Biology texts describe men as reproductively prolific. They make hundreds of sperm every time they breathe and keep making them into old age. (Their quality is another matter.) By contrast, ovaries are said to “fail” (despite the fact that they continue to make some hormones after menopause). “The field was so entrenched in the idea that the ovary had no regenerative capacity, period,” said Dr. Tilly. “It came out of decades of the unfailing belief that the ovary was different from the testis.”

But if ovaries regenerate, how do we explain menopause? Traditionally, it’s been defined as simply running out of eggs and ceasing to menstruate — the hourglass metaphor. Ovarian stem cells suggest an alternative possibility. Perhaps it isn’t that ovaries run out of eggs but that the cells that nourish those eggs and pump out hormones to the rest of the body may be too damaged to continue. (This idea is supported by the fact that stem cells have been found in the ovaries of postmenopausal women.)

This scenario suggests interventions we previously couldn’t imagine. First, ovarian stem cells could be stockpiled to make future eggs on demand. Beyond fertility, ovarian tissue grown in a lab and implanted back into a woman could jump-start hormonal function for, say, cancer survivors or women with Turner syndrome. More controversially, the same technology could theoretically be used to delay natural menopause.
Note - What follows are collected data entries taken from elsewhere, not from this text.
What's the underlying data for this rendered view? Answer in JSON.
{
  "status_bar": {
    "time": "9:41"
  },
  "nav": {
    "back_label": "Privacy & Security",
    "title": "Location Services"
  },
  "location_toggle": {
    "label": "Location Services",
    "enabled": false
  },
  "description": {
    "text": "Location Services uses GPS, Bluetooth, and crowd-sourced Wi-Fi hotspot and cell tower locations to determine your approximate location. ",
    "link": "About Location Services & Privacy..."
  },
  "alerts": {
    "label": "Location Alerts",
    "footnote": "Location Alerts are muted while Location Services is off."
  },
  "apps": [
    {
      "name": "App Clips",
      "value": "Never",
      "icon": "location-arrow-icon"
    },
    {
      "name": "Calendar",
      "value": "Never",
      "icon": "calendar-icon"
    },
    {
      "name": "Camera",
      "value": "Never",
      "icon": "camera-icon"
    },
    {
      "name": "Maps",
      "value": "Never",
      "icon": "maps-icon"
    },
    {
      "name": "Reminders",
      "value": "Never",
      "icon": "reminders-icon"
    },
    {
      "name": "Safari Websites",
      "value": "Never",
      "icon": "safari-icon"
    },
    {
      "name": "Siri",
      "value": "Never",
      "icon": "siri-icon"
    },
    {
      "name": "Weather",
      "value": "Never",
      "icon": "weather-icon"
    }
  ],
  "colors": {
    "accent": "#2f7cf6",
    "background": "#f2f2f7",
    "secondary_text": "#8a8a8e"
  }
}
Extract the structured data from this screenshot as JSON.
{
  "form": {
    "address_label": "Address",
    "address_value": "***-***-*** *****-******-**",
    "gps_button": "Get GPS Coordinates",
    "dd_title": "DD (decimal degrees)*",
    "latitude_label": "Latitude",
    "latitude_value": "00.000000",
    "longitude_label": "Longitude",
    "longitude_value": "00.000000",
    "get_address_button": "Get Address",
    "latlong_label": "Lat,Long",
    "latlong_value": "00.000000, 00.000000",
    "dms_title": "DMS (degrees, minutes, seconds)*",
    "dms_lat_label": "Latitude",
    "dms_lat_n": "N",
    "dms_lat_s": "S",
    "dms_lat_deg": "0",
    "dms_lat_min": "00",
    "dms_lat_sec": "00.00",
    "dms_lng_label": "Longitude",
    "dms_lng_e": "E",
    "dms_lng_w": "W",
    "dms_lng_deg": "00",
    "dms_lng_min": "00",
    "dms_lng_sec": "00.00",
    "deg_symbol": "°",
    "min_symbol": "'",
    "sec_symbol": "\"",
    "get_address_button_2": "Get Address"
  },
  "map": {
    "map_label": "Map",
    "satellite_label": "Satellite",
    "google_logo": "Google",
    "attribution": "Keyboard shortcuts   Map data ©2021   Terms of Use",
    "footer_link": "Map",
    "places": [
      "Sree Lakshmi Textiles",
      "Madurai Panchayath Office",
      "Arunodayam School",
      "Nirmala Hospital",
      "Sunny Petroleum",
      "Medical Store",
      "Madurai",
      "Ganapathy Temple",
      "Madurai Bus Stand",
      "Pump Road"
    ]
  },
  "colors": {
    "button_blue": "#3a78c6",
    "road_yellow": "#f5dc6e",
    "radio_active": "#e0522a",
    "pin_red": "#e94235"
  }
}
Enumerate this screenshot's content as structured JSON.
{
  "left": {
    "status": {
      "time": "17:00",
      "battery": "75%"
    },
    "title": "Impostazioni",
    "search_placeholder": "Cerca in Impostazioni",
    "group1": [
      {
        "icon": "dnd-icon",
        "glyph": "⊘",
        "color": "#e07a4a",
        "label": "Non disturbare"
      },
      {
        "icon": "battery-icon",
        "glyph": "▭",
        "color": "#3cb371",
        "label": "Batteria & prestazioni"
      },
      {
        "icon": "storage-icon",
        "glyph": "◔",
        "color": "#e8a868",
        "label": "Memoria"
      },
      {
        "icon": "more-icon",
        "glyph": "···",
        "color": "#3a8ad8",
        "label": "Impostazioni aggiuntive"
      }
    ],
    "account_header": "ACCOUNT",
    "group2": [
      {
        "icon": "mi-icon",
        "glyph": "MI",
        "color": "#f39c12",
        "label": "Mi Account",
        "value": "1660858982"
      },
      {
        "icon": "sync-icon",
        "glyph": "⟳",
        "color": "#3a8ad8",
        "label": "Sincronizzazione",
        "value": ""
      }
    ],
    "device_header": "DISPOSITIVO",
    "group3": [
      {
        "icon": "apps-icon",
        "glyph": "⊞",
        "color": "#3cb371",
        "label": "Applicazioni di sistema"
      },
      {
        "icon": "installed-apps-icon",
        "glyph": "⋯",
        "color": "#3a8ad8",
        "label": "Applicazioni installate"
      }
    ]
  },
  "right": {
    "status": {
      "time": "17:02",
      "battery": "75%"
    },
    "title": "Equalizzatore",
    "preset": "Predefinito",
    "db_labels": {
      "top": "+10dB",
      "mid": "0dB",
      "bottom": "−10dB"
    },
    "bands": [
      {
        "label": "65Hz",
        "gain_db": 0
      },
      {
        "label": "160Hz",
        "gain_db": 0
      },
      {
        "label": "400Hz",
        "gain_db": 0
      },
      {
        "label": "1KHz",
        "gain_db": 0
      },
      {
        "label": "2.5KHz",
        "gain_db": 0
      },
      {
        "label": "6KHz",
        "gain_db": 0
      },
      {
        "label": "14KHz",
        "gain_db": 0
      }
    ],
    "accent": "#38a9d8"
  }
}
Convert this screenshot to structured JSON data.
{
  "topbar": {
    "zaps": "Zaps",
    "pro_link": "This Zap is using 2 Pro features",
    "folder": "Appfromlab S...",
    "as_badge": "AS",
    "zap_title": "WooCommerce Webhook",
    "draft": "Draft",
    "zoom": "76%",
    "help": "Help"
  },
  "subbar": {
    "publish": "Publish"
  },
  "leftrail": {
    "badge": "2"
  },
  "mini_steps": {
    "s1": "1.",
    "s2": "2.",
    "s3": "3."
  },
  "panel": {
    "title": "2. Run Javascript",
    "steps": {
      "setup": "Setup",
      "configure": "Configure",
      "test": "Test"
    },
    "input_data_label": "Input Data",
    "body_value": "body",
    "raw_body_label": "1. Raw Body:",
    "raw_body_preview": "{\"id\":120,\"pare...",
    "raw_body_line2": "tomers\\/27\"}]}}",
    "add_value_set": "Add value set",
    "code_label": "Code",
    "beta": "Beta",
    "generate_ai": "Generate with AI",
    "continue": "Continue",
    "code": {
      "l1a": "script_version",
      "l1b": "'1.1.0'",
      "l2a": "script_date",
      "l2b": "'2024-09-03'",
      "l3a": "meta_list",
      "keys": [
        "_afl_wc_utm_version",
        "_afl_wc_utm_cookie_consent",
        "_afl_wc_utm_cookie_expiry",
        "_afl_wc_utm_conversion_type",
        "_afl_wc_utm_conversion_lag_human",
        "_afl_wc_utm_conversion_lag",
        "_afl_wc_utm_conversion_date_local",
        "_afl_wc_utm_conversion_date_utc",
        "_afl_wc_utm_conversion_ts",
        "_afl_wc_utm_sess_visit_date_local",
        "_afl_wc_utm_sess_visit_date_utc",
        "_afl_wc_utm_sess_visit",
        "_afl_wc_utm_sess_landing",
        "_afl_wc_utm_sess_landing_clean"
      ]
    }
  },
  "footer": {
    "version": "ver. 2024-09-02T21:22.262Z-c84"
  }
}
These technologies are fraught with medical, legal and ethical hurdles, and future research may not bear out the possibility of human ovaries being able to produce new eggs. (Dr. Tilly holds several patents related to fertility preservation and ovarian tissue bioengineering technologies, five of which he shares with Dr. Woods.) But whether or not it comes to fruition, there’s a broader point here: Increasingly, it’s looking as though the ovaries are one more example of how old assumptions about women have prevented us from a fuller understanding of the female body.

To wit: We now know that the vagina is no passive receiver but a muscular organ lined with billions of microbes that have likely evolved with humans over millenniums. Recent research has shown that the egg is no patient damsel but a dynamic cell that undergoes brutal competition and draws flailing sperm into its orbit. The clitoris is no pea-size nub but a richly innervated structure that extends deep into the pelvis.

These discoveries suggest that the female body may be more resilient, dynamic and expansive than science has historically considered it. To rethink the ovary is to open the door to questioning a whole host of things that everybody knows are “true” about the female body. It is to reimagine how the female body works — and rethink what all bodies are capable of.


Rachel E. Gross is a science journalist and the author of “Vagina Obscura,” from which this essay was adapted.